What is a good cap rate for rental property?

It depends on market risk and growth prospects. Prime areas often trade at lower caps (4–6%), while riskier or smaller markets run higher (7–10%+). Compare to local comps.

Does cap rate include the mortgage payment?

No. Cap rate is unlevered: NOI divided by price. NOI excludes debt service. For leverage effects, look at cash-on-cash or IRR.

How do I calculate NOI correctly?

Start with gross rent, subtract vacancy/credit loss, then operating expenses (taxes, insurance, utilities if landlord-paid, repairs, management).
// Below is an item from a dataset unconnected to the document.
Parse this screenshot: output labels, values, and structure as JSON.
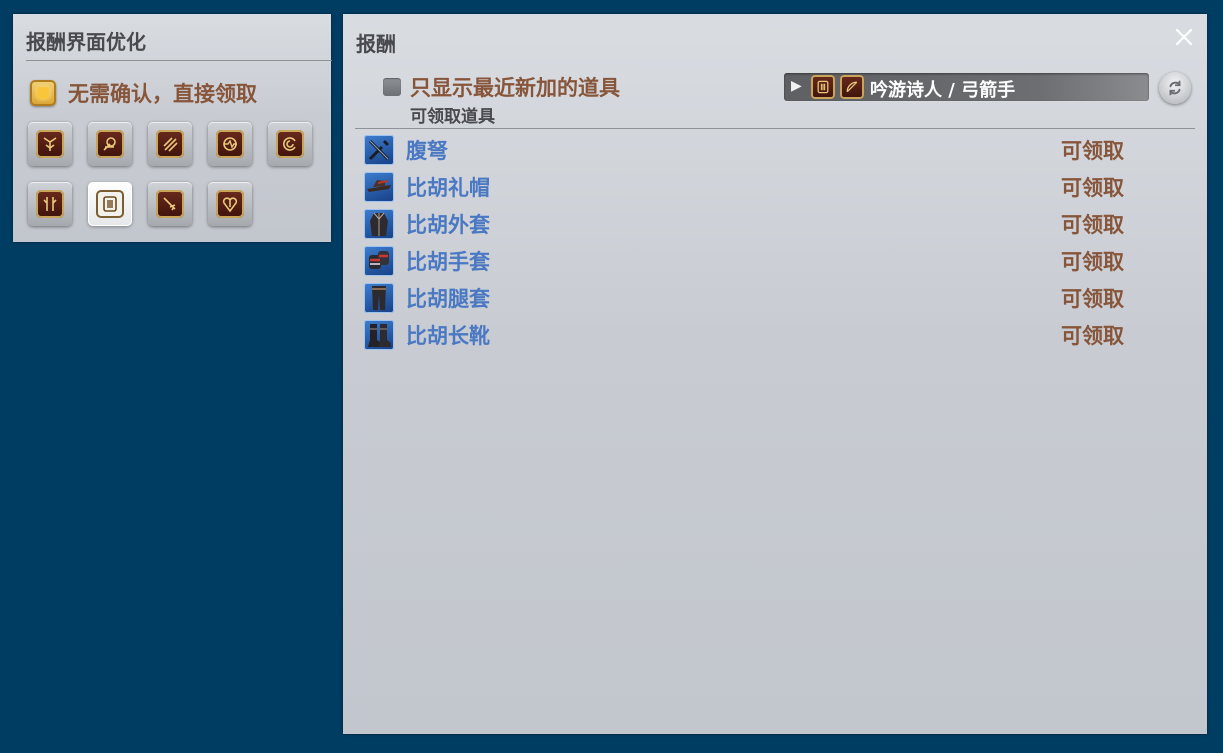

Exclude mortgage, income taxes, and major capex.

Can I use cap rate for value-add deals?

Use it cautiously. Compute cap on stabilized NOI, not on current pre-renovation income. Also model multi-year returns to capture timing and costs.

What does an implied value at target cap tell me?

It’s the price that matches your required cap rate given the NOI. If asking price exceeds implied value, your yield is below target unless NOI grows.

Why is my cap rate showing as “—” or NaN?

The calculator needs positive numbers. Ensure Price > 0 and NOI is a valid annual figure. For implied value, Target Cap Rate must be greater than 0.

Cap rate vs. cash-on-cash: which should I trust?

Use both. Cap rate screens the property’s operating yield before financing. Cash-on-cash reflects your loan terms and actual equity returns.